AIM Seminar: Growth, size, and precision in living matter

David Lubensky, University of Michigan, Department of Physics

One of the enduring mysteries of biology is how cells and organs know to stop growing at the correct size (and how those sizes are coordinated so that animals can retain their correct proportions). Here, I will discuss several studies that, in different ways, address the physics of how size is set and how precisely it can be controlled. First, I will introduce a simple phenomenological framework that allows one to consider tradeoffs between noise in the actual growth process and in a system's internal measurement of its own size. I will show how this framework places a bound on the size precision of individual bacterial cells and analyze data from recent experiments to show that, at least in some circumstances, the measured precision is very near this bound.

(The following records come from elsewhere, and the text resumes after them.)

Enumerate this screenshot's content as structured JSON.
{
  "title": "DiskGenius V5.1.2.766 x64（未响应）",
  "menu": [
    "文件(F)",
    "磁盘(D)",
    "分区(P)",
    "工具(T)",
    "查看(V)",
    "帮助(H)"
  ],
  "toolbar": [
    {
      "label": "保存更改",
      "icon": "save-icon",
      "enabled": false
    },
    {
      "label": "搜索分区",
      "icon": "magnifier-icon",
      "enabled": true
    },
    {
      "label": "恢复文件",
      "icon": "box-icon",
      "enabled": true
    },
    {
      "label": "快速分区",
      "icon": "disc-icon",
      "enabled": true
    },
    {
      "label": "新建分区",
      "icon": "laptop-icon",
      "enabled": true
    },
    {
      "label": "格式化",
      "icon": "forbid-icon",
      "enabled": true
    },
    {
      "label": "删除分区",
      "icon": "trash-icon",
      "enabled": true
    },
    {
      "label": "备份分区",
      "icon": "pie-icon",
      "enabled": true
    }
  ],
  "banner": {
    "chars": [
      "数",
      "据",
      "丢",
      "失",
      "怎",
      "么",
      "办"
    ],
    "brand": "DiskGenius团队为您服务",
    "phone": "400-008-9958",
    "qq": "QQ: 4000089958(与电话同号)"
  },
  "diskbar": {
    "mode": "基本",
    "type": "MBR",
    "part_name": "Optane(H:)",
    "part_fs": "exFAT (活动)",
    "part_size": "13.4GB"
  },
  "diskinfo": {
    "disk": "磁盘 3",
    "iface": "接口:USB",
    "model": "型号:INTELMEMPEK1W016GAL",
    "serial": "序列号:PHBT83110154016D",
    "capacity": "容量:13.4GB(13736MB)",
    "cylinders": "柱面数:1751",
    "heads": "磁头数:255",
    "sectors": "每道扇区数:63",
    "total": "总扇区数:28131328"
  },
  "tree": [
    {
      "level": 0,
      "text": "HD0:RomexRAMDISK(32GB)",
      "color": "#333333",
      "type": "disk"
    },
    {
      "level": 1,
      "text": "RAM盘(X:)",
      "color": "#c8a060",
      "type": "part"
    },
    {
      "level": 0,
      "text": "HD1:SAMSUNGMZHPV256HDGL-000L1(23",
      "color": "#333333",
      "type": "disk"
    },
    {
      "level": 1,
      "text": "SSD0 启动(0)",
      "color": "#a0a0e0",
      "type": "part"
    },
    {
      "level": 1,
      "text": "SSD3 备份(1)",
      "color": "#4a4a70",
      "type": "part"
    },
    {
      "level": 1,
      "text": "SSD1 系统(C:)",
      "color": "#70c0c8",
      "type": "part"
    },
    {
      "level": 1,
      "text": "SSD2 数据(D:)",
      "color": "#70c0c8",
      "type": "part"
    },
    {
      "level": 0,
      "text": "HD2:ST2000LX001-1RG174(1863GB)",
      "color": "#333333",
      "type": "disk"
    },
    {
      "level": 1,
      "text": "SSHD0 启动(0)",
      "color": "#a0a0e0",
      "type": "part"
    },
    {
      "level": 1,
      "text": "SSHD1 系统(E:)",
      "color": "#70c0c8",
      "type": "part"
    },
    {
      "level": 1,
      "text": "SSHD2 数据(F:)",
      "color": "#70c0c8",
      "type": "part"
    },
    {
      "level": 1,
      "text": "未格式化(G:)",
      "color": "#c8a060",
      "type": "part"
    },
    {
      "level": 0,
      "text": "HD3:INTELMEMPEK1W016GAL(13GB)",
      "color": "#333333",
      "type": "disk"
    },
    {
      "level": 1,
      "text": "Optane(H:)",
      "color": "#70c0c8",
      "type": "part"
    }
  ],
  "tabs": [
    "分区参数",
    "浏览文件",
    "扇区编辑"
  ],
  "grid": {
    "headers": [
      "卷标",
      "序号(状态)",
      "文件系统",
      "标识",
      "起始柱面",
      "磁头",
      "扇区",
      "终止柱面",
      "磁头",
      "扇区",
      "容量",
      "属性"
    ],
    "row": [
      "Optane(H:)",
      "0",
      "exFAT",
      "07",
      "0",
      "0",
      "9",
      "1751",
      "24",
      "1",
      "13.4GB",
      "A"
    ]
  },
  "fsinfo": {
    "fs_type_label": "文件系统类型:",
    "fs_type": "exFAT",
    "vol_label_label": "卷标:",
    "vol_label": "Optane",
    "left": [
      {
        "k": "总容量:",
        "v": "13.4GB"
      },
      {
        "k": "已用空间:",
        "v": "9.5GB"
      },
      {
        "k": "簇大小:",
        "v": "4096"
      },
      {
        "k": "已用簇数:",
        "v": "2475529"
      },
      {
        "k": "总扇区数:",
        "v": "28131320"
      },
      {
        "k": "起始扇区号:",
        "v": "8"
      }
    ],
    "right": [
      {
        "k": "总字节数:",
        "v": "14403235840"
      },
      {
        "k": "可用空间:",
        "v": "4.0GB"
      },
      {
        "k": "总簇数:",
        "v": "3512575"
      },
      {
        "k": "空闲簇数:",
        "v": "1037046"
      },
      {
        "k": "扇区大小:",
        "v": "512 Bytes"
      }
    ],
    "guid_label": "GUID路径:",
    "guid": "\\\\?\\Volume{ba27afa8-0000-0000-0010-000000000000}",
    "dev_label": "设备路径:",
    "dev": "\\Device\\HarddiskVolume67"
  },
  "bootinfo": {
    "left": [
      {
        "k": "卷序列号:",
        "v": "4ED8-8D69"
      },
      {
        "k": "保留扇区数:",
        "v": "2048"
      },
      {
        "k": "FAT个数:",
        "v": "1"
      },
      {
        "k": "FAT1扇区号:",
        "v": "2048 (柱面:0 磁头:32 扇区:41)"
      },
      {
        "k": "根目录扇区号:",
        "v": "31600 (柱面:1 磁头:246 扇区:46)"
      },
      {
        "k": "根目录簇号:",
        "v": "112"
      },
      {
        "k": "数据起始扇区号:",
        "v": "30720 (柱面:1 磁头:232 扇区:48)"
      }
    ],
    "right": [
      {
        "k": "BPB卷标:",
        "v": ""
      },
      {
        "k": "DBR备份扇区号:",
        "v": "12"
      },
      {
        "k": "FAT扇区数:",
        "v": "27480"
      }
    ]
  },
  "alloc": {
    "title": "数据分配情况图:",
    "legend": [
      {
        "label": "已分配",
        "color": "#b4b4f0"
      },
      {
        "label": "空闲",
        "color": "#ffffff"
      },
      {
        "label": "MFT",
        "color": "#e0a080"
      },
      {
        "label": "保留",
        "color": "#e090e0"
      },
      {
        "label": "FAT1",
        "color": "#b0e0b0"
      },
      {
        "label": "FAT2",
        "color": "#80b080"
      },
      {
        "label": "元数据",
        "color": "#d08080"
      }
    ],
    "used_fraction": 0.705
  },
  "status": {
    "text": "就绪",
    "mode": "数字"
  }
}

Then, I will extend the framework to consider how sizes can be coordinated by chemical signals, for example between organs like the left and right wings of a fruit fly, and show that theory severely limits how well this can be done. Finally, I will study the noisy dynamics of growth of multi-cellular tissues in the presence of various feedback laws, finding that only certain forms of mechanical feedback can specify a unique organ size. Time permitting, I will introduce a formalism to describe the elasticity of growing objects with strong connections to differential geometry and observe that growing tissues tend to show power law density correlations, reminiscent of those also observed in models of the early universe.